What was family life like100 years ago? Was Christmas a big deal then?

In this family, in this town, it seems it was.

In the Fairbrothers' household..

..there was no electricity in their houses for the first few years of the 1900's. In the winter, the floor was cold when they climbed out of bed. In fact, it was too cold to make an early-morning trip to the two-holer outhouse in the back yard so they used chamber pots. They washed their faces in a basin of cold water. Kids were bathed in wooden tubs.

Each day, it was someone’s job to empty this wash-water and also the chamber pots. Someone had to prime the squeaky backyard pump and carry in buckets of water for drinking and household use. One luxury they enjoyed were the feather quilts on the beds, which kept them cozy. Because when the coals burned down in the iron stove in the parlour, there was little or no heat.

If living like that sounds like misery now, a hundred years later, they didn’t think so.The Fairbrothers considered that they had a perfectly pleasant home... fancy wallpaper, rugs on the floor, lace curtains, a mohair sofa, a handsome writing desk and china dishes for company meals. They had clothes enough (many hand-made)...and certainly enough to eat. They were average middle-class.

From taped interviews with the eldest son, Eddie, in 1984, I learned something of their day-to-day life. The mother, Minnie, worked endlessly to keep the family fed and clothed and clean, with no household help. Monday was always washday. She heated water on the wood stove, grated bars of soap into flakes, used a ribbed metal washboard to scrub on, hand-wrung the garments, and hung them outside to dry..a cold job in Minnesota winters..

Tuesdays she ironed the shirts and sheets, petticoats and ruffled dresses, heating the iron on the stove...(but not too hot!) Every Wednesday she baked enough bread to last a week, in a wood-fired oven. With daily meal prepartions and small children a year apart, she was exhausted much of the time. As soon as the children were big enough, they helped scrub floors and empty chamber pots, haul water and wash and dry dishes. Yet Minnie also found time to sew and mend and crochet fancy items, which seemed to give her pleasure.

They were devout Presbyterian church-goers who attended morning and evening services every Sunday. Yet there is nothing obvious under their Christmas trees (books or cards or icons) that mark their Christmas as a mostly-religious holiday. As you can see from these pictures, gifts (however modest) seemed to be important.

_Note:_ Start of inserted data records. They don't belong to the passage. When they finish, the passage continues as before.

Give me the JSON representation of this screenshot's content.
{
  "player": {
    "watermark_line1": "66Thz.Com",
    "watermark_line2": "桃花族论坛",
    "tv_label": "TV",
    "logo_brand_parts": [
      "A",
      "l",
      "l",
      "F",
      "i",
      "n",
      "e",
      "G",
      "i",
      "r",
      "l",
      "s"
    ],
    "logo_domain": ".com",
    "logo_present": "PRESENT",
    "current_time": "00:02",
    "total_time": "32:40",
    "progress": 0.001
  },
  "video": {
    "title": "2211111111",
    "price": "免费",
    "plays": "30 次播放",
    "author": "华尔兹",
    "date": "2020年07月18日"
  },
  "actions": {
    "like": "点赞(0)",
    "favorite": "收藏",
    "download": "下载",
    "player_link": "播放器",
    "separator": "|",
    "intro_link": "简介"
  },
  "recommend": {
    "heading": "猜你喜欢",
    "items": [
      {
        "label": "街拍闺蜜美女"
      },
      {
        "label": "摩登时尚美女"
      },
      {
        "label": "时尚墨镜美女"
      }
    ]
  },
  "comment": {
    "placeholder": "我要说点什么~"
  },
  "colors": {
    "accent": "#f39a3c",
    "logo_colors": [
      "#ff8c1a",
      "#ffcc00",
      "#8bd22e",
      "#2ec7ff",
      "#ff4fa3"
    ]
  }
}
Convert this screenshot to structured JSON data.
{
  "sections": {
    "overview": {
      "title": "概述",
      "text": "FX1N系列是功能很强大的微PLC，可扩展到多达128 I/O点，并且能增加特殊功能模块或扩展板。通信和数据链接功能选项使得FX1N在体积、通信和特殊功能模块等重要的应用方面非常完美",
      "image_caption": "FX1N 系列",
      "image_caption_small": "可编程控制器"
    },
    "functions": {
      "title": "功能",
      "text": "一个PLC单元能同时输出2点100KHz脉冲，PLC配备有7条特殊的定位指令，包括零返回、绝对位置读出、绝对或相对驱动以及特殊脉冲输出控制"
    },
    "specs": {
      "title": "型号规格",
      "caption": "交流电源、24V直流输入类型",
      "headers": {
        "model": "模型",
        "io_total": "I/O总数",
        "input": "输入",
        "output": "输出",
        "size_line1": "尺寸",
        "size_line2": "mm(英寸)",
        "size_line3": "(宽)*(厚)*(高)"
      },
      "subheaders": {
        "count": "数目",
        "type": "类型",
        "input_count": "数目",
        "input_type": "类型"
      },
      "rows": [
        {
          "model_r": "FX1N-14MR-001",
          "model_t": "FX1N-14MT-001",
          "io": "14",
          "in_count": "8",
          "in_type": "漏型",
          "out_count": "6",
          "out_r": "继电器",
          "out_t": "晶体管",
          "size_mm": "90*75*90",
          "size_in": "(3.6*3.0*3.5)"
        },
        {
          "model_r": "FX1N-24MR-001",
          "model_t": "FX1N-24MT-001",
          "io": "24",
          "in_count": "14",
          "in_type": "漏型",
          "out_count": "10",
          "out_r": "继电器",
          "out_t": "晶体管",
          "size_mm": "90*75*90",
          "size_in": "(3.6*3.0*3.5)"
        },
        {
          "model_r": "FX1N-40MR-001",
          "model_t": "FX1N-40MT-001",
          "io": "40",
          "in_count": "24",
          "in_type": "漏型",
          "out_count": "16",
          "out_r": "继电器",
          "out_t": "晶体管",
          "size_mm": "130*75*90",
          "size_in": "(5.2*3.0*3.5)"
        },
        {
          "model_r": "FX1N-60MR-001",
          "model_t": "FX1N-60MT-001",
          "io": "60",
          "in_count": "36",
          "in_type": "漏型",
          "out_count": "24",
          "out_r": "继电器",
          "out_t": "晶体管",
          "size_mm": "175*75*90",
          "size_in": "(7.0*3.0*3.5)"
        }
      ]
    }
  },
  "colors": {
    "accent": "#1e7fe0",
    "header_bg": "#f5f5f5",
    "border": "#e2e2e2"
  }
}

They did not have a car (few people did), and they did not own a horse either. White Bear Lake (about 2000 people then) was a railroad junction with as many as 23 trains a day in the summer. It took Edward about 25 minutes to ride the train to his job in St. Paul from White Bear Lake.

Because Edward worked for Northern Pacific Railroad, he had free train passes and sometimes took the family on a 5-hour trip to Duluth on hot summer weekends, to cool off on the shores of Lake Superior . Often during August, he took the family back to his boyhood farm in Copenhagen, Ontario.

 

There were electric lights at Edward's office at Northern Pacific Railroad.